A study published in Psychology of Women Quarterly explored the connection between social anxiety stresses and eating disordered habits more in depth in women in the LGBTQ community who were also racial minorities. Over 450 women ranked their interactions with everyday discrimination, their LGBTQ identity, social anxiety, their objectified body consciousness, and an eating disorder inventory diagnostic scale. The findings of the compilation of survey responses indicated that increased discrimination led to proximal minority stress, leading to feelings of social anxiety and body shame, which could be directly associated with binge eating, bulimia, and other signs of disordered eating. It has also been suggested that being a “double” or “triple” minority who experiences discrimination towards multiple characteristics contributes to more intense psychological distress and maladaptive coping mechanisms.
Athletic influences
Disordered eating among athletes, particularly female athletes, has been the subject of much research. In one study, women with disordered eating were 3.6 times as likely to have an eating disorder if they were athletes. In addition, female collegiate athletes who compete in heavily body conscious sports like gymnastics, swimming, or diving are shown to be more at risk for developing an eating disorder. This is a result of the engagement in sports where weekly repeated weigh-ins are standard, and usually required by coaches.A study published in Eating Behaviors examined the pressure of mandated weigh-ins on female collegiate athletes and how that pressure was dealt with in terms of weight management. After analyzing over 400 survey responses, it was found that athletes reported increased uses of diet pills/laxatives, consuming less calories than needed for their sport, and following nutrition information from unqualified sources. 75% of the weighed athletes reported using a weight-management method such as restricting food intake, increasing exercise, eating low fat foods, taking laxatives, vomiting, and other.

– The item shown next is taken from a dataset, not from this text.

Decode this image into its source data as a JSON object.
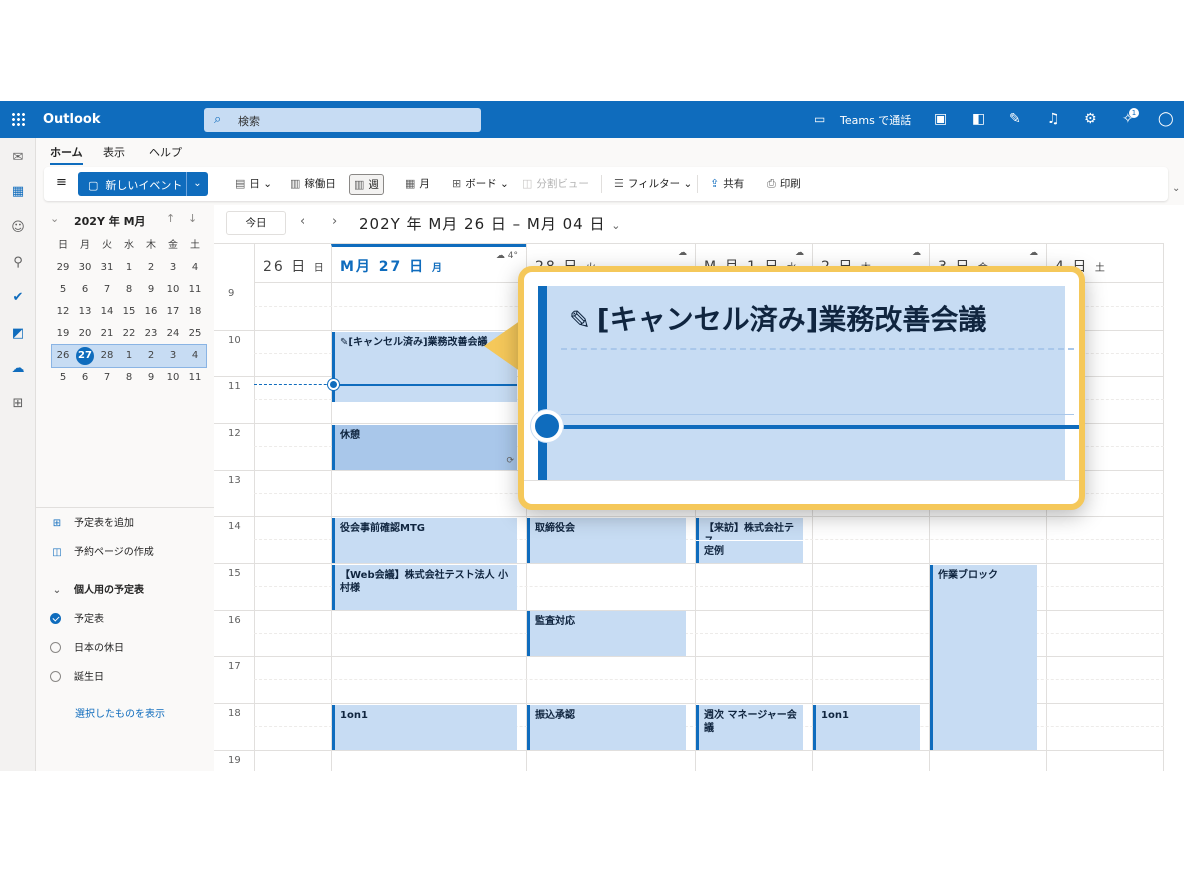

These habits were found to be worse in athletes that were weighed in front of their peers than those weighed in private. In addition, especially in gymnasts, preoccupation and anxiety about gaining weight and being weighed, and viewing food as the enemy were prevalent mindsets. This harmful mindset continued even after the gymnasts were retired from their sport: "Although retired, these gymnasts were still afraid to step onto a scale, were anxious about gaining weight…suggesting that the negative effects of being weighed can linger… suggest that the weight/ fitness requirements acted as a socio-cultural pressure that would substantially increase the women’s risk of developing an eating disorder in the future."
Disordered eating, along with amenorrhea and bone demineralization, form what clinicians refer to as the female athletic triad, or FAT. In contribution to these eating disorders that these female athletes develop, Results in the lack of nutrition. This can lead to the loss of several or more consecutive periods which then leads to calcium and bone loss, putting the athlete at great risk of fracturing bones and damaging tissues. Each of these conditions is a medical concern as they create serious health risks that may be life-threatening to the individual. While any female athlete can develop the triad, adolescent girls are considered most at risk because of the active biological changes and growth spurts that they experience, rapidly changing life circumstances that are observed within the teenage years, and peer and social pressures.